Sachsen-Anhalts Landtag hat parteiübergreifend Reformen beim öffentlich-rechtlichen Rundfunk gefordert. Hintergrund waren Anträge der Grünen- und der CDU-Fraktion. "Für uns ist die Zeit des Redens und des Wünschens vorbei", erklärte Dorothea Frederking, medienpolitische Sprecherin der Grünen. Sie forderte, dass noch in diesem Jahr erste Reformen auf den Weg gebracht und Staatsverträge geändert werden müssten. Solange man Auftrag und Struktur für die Sendeanstalten nicht verändere, werde sich nichts tun, betonte Frederking.

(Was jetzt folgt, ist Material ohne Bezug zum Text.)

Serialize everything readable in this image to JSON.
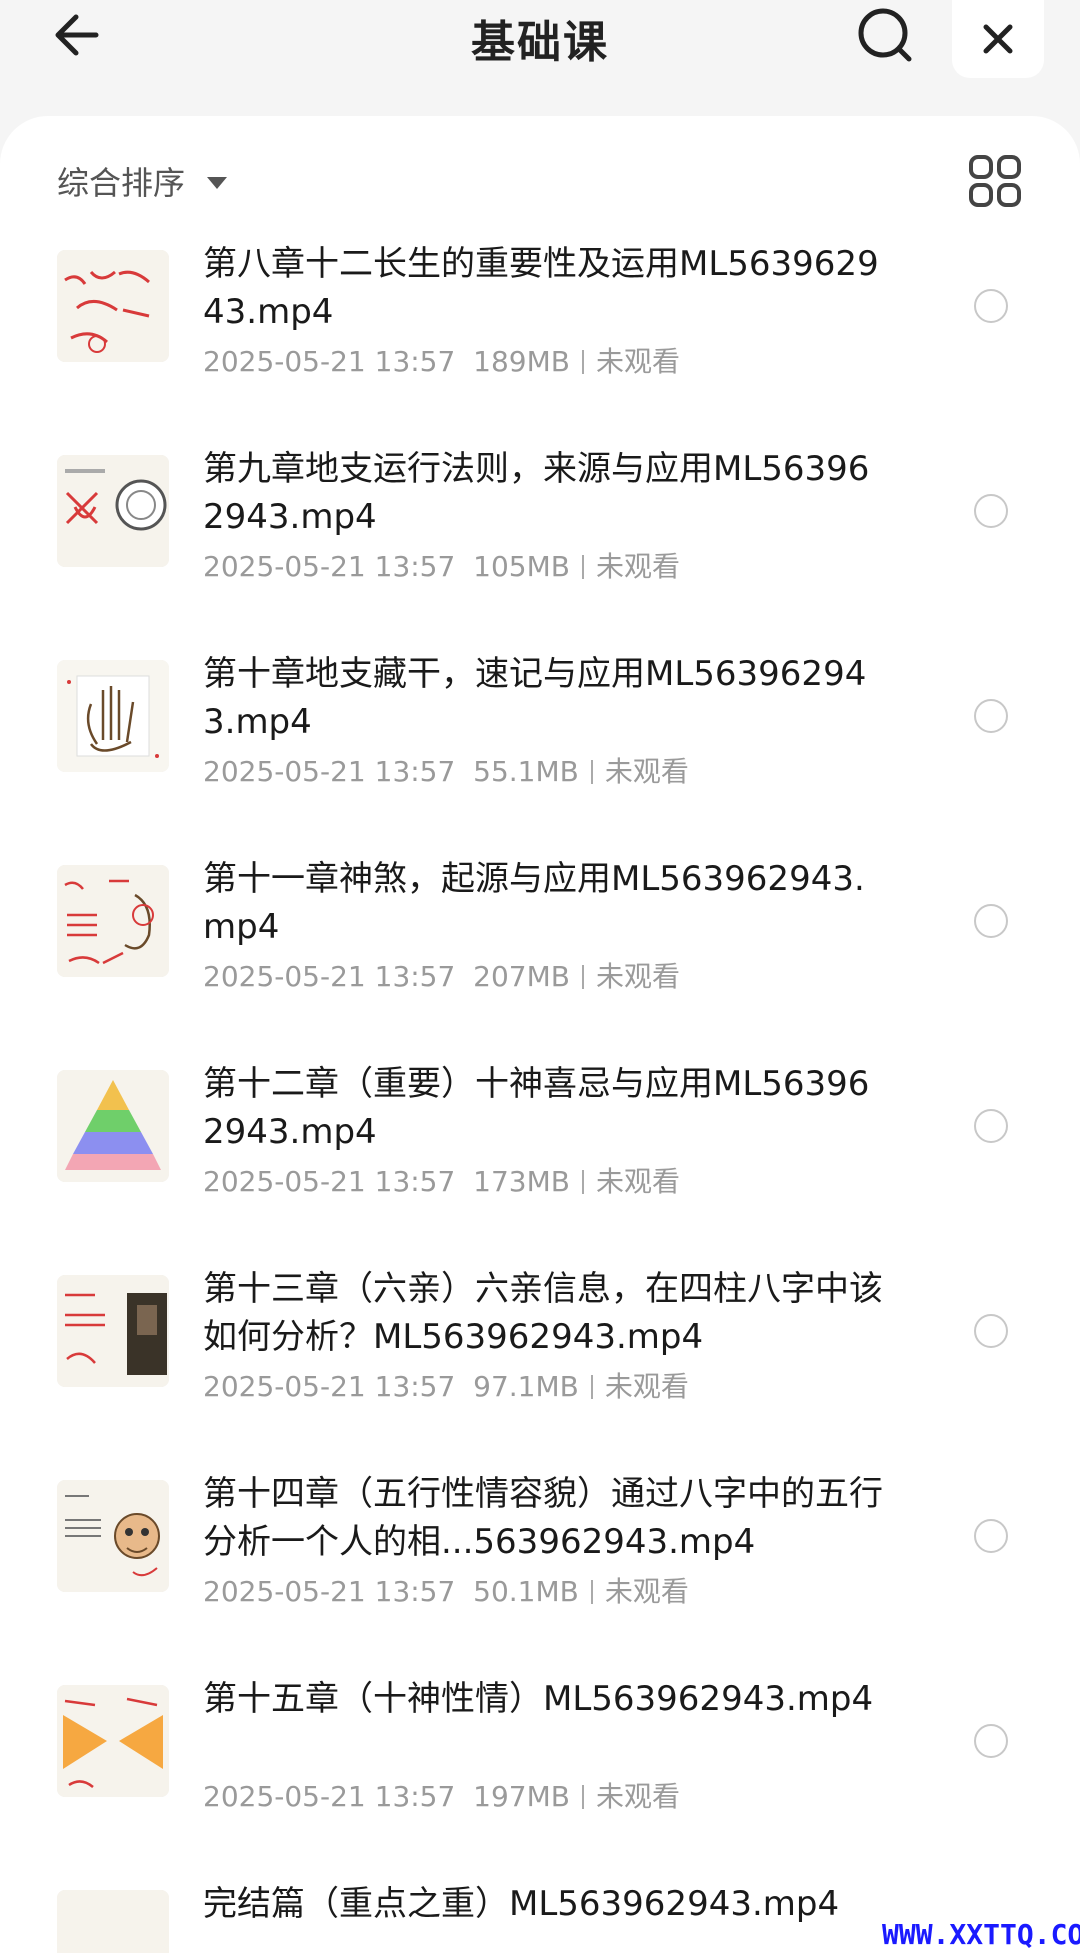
{
  "header": {
    "title": "基础课",
    "back_icon": "arrow-left-icon",
    "search_icon": "search-icon",
    "close_icon": "close-icon"
  },
  "toolbar": {
    "sort_label": "综合排序",
    "sort_icon": "caret-down-icon",
    "view_icon": "grid-view-icon"
  },
  "files": [
    {
      "title": "第八章十二长生的重要性及运用ML563962943.mp4",
      "date": "2025-05-21 13:57",
      "size": "189MB",
      "status": "未观看"
    },
    {
      "title": "第九章地支运行法则，来源与应用ML563962943.mp4",
      "date": "2025-05-21 13:57",
      "size": "105MB",
      "status": "未观看"
    },
    {
      "title": "第十章地支藏干，速记与应用ML563962943.mp4",
      "date": "2025-05-21 13:57",
      "size": "55.1MB",
      "status": "未观看"
    },
    {
      "title": "第十一章神煞，起源与应用ML563962943.mp4",
      "date": "2025-05-21 13:57",
      "size": "207MB",
      "status": "未观看"
    },
    {
      "title": "第十二章（重要）十神喜忌与应用ML563962943.mp4",
      "date": "2025-05-21 13:57",
      "size": "173MB",
      "status": "未观看"
    },
    {
      "title": "第十三章（六亲）六亲信息，在四柱八字中该如何分析？ML563962943.mp4",
      "date": "2025-05-21 13:57",
      "size": "97.1MB",
      "status": "未观看"
    },
    {
      "title": "第十四章（五行性情容貌）通过八字中的五行分析一个人的相...563962943.mp4",
      "date": "2025-05-21 13:57",
      "size": "50.1MB",
      "status": "未观看"
    },
    {
      "title": "第十五章（十神性情）ML563962943.mp4",
      "date": "2025-05-21 13:57",
      "size": "197MB",
      "status": "未观看"
    }
  ],
  "partial_next_title": "完结篇（重点之重）ML563962943.mp4",
  "watermark": "WWW.XXTTQ.COM",
  "colors": {
    "background": "#f5f5f5",
    "panel": "#ffffff",
    "title_text": "#1a1a1a",
    "meta_text": "#9a9a9a",
    "watermark": "#1a1aff"
  }
}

In ihrem Antrag schlagen die Grünen unter anderem vor, dass ARD, ZDF und Deutschlandradio enger zusammenarbeiten und eine einheitliche Mediathek schaffen sollen. Auch Funkhausstandorte müssten auf den Prüfstand gestellt werden.

CDU will Beitrag "einfrieren"

Zudem könnten Sendeanstalten ihre Immobilienfläche um 30 Prozent reduzieren und müssten öffentliches Vergaberecht anwenden. Frederking bekannte sich zur Vielfalt des öffentlich-rechtlichen Rundfunks. Dieser habe eine "tragende Rolle" in der Demokratie.

Wir werden es wieder tun.

Markus Kurze | CDU-Landtagsabgeordneter

Der CDU-Medienpolitiker Markus Kurze Bildrechte: imago/Christian Schroedter

Die CDU bekräftigte unterdessen, der von der Kommission zur Ermittlung des Finanzbedarfs der Rundfunkanstalten (KEF) vorgeschlagenen Beitragserhöung um 58 Cent ab 2025 nicht zustimmen zu wollen. "Wir werden es wieder tun", sagte der Abgeordnete Markus Kurze in Anspielung auf die Blockade Sachsen-Anhalts Ende 2020. Die Beitragserhöhung war anschließend erst durch eine Entscheidung des Bundesverfassungsgerichts in Kraft getreten.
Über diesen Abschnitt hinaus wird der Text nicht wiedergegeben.